Safety, Tolerability and Effect on Liver Histologic Parameters of ARO-AAT (SEQUOIA)

• ClinicalTrials.gov Identifier: NCT03945292
• Recruitment Status: Recruiting
• First Posted: May 10, 2019
• Last Update Posted: March 12, 2020
• Sponsor: Arrowhead Pharmaceuticals
• Information provided by (Responsible Party): Arrowhead Pharmaceuticals

Study Description

Brief Summary:

The purpose of AROAAT2001 (SEQUOIA) is to evaluate the safety, tolerability and effect on liver histologic parameters with administration of the investigational product, ARO-AAT, in participants with alpha-1 antitrypsin deficiency (AATD). Participants will receive multiple subcutaneous doses of ARO-AAT.

Condition or disease	Intervention/treatment	Phase
Alpha 1-Antitrypsin Deficiency	Drug: ARO-AAT Injection; Other: Placebo	Phase 2; Phase 3

Detailed Description:

In Part A, participants will be enrolled to receive multiple doses of ARO-AAT or placebo at varying dose levels.

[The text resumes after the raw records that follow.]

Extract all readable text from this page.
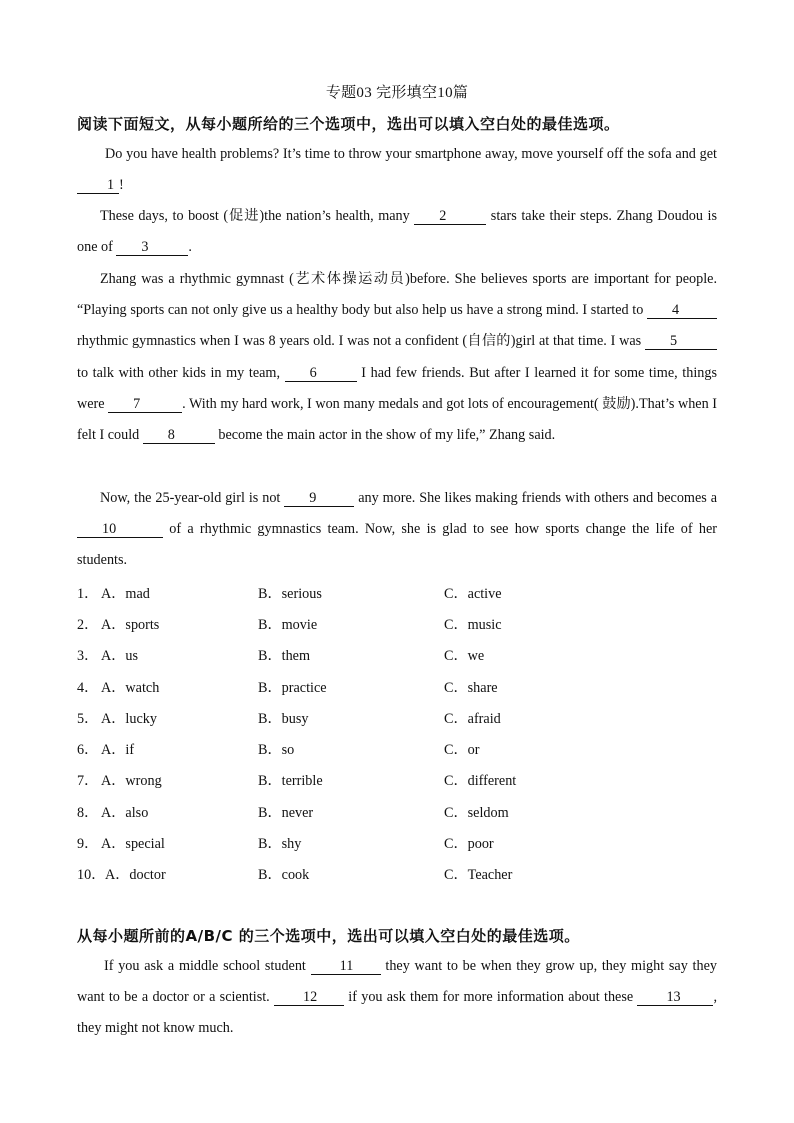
专题03 完形填空10篇
阅读下面短文，从每小题所给的三个选项中，选出可以填入空白处的最佳选项。
Do you have health problems? It’s time to throw your smartphone away, move yourself off the sofa and get 1 !
These days, to boost (促进)the nation’s health, many 2	stars take their steps. Zhang Doudou is one of 3	.
Zhang was a rhythmic gymnast (艺术体操运动员)before. She believes sports are important for people. “Playing sports can not only give us a healthy body but also help us have a strong mind. I started to 4 rhythmic gymnastics when I was 8 years old. I was not a confident (自信的)girl at that time. I was 5 to talk with other kids in my team, 6	I had few friends. But after I learned it for some time, things were 7	. With my hard work, I won many medals and got lots of encouragement( 鼓励).That’s when I felt I could 8	become the main actor in the show of my life,” Zhang said.
Now, the 25-year-old girl is not 9	any more. She likes making friends with others and becomes a 10	of a rhythmic gymnastics team. Now, she is glad to see how sports change the life of her students.
1． A．mad	B．serious	C．active
2． A．sports	B．movie	C．music
3． A．us	B．them	C．we
4． A．watch	B．practice	C．share
5． A．lucky	B．busy	C．afraid
6． A．if	B．so	C．or
7． A．wrong	B．terrible	C．different
8． A．also	B．never	C．seldom
9． A．special	B．shy	C．poor
10． A．doctor	B．cook	C．Teacher
从每小题所前的A/B/C 的三个选项中，选出可以填入空白处的最佳选项。
If you ask a middle school student 11 they want to be when they grow up, they might say they want to be a doctor or a scientist. 12 if you ask them for more information about these 13 , they might not know much.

Once Part A is complete, a single dose level for Part B will be selected based on safety and pharmacodynamic parameters from Part A. Patients enrolled into Part A will roll over to the Part B dose level or continue to receive placebo.

Study Design

• Study Type: Interventional (Clinical Trial)
• Estimated Enrollment: 120 participants
• Allocation: Randomized
• Intervention Model: Parallel Assignment
• Masking: Quadruple (Participant, Care Provider, Investigator, Outcomes Assessor)
• Primary Purpose: Treatment
• Official Title: A Placebo-Controlled, Multi-dose, Phase 2/3 Study to Determine the Safety, Tolerability and Effect on Liver Histologic Parameters in Response to ARO-AAT in Patients With Alpha-1 Antitrypsin Deficiency (AATD) [SEQUOIA]
• Actual Study Start Date: August 7, 2019
• Estimated Primary Completion Date: May 1, 2023
• Estimated Study Completion Date: May 1, 2023

Arms and Interventions

Arm	Intervention/treatment
Experimental: ARO-AAT; Part A: administered on Days 1, 29 and 113 and every 84 days thereafter until dose selected for Part B Part B: minimum of 6, maximum of 9 doses	Drug: ARO-AAT Injection; solution for subcutaneous (sc) injection
Placebo Comparator: Placebo; Part A: administered on Days 1, 29 and 113 and every 84 days thereafter until dose selected for Part B Part B: minimum of 6, maximum of 9 doses	Other: Placebo; sterile normal saline (0.9% NaCl), calculated to match active comparator, for sc injection

Outcome Measures

Primary Outcome Measures :

1. Part A: Percentage Change From Baseline in Soluble Liver Z-Alpha-1 Antitrypsin (Z-AAT), insoluble liver Z-AAT Levels at Day 113 [ Time Frame: Baseline, Day 113 ]
2. Part A: Percentage Change From Baseline in Serum AAT Levels at Day 113 [ Time Frame: Baseline, Day 113 ]
3. Part A:Number of Participants with Adverse Events (AEs) Possibly or Probably Related to Treatment [ Time Frame: Up to Day 113 ]
4. Part B:Number of Participants Achieving a 2-Point Improvement in a Histologic Grading Scale of AATD Associated Liver Disease AND No Worsening of Liver Fibrosis Based on Ishak Score [ Time Frame: End of Study Biopsy (84 days +/- 14 days after last Part B dose) ]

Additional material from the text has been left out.